И вот нынешний популярный, собственно, лозунг оппозиции, что мы мечтаем о прекрасной России будущего, неважно, какое, очевидно, она у каждого своя, но есть какая-то прекрасная Россия будущего. А то, что сейчас – это тоже понарошку. Это временное, это черновик. И для меньшинства, для подавляемого меньшинства, жаждущего, наверное, реванша, это, наверное, нормально, что вот да, мы придем и подарок наведем.
Но удивительно, что это же отношение к жизни, очевидно, так бросается в глаза, с таким же отношением к жизни живет и власть, живет та большая власть, которая принимает решения и буквально владеет Россией. Они как бы, как Гауди в Барселоне, строил свою Саграду Фамилию, строил, строил, погиб, прошло сто лет – ее до сих пор строят. Здесь то же самое. Сооружение вот того финального государства продолжается на протяжении всех этих лет. И не останавливается. И вот то, что сейчас (принято называть там усилением репрессий, закручиванием гаек и так далее) – это как будто бы тоже такое стремление к совершенству. То есть, да, сейчас, даже с точки зрения Путина какое-то временное состояние России, промежуточное, черновичок: а вот теперь мы избавимся от иноагентов, избавимся от этих активистов, избавимся от тех, от тех, от тех. И однажды наступит та вот окончательная реальность, ради которой все это и делается.
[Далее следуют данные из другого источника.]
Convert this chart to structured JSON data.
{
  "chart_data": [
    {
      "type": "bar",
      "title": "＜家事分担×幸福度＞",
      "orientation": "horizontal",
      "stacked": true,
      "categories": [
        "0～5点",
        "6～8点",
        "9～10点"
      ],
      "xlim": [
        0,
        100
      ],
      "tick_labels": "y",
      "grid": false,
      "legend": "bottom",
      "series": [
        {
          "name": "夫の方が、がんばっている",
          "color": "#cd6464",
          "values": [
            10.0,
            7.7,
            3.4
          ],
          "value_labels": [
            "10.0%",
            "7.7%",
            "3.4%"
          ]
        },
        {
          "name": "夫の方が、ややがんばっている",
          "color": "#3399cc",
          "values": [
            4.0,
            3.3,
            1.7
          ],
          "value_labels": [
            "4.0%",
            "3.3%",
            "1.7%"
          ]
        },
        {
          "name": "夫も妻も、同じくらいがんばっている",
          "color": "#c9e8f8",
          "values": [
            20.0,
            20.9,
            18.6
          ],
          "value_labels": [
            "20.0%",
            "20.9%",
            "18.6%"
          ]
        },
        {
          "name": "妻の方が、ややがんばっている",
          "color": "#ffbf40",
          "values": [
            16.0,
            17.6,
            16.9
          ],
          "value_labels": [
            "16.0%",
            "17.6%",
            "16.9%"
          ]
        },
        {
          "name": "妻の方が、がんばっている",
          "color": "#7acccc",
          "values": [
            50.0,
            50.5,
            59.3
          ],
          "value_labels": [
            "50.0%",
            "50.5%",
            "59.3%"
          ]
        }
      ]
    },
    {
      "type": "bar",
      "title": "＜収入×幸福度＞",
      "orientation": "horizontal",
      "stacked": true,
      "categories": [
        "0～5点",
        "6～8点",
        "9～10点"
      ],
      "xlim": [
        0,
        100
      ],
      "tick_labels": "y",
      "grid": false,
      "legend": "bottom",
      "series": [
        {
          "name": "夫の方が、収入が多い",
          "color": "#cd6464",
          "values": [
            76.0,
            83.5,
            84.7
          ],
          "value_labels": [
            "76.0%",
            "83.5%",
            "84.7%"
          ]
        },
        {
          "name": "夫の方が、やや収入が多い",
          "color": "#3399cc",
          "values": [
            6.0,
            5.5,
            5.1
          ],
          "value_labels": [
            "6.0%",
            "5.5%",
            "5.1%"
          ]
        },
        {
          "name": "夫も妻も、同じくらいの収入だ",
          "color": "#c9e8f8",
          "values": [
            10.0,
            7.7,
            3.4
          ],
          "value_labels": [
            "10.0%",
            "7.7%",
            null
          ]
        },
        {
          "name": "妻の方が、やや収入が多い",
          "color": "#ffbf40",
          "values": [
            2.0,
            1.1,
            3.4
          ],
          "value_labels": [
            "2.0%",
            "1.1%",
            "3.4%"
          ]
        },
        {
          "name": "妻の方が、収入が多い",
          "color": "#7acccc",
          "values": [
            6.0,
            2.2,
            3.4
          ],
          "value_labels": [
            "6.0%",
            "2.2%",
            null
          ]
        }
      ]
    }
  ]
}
А она же никогда не наступит. В итоге вот, да, ты пропопол все сорняки, я сам (в Британии так принято) отчасти садовник, прополол и вроде бы да, красивый газон. А пошел дождик, на утро там вырос опять какой-то кусок чертополоха. Как же так! Я вчера стриг газон! Оказывается, нет. Оказывается, невозможно его постричь так, чтобы раз и навсегда он оставался гладким.
И вот эта беда, когда люди как репетируют свою будущую жизнь, а она не наступает. Думаю, что эта беда и есть родовая травма Российского государства, которая до сих пор не преодолена вообще никем. И именно с нею надо бороться, понимать, что Россия именно такова, какова она перед нами. И с теми, когда считаешь иноагентами, и с теми, кто тебе не нравится, и улучшать ее не нужно, потому что ты ее, в итоге, просто превратишь как в продолжаемой метафоре с газоном, превратишь в выжженное поле.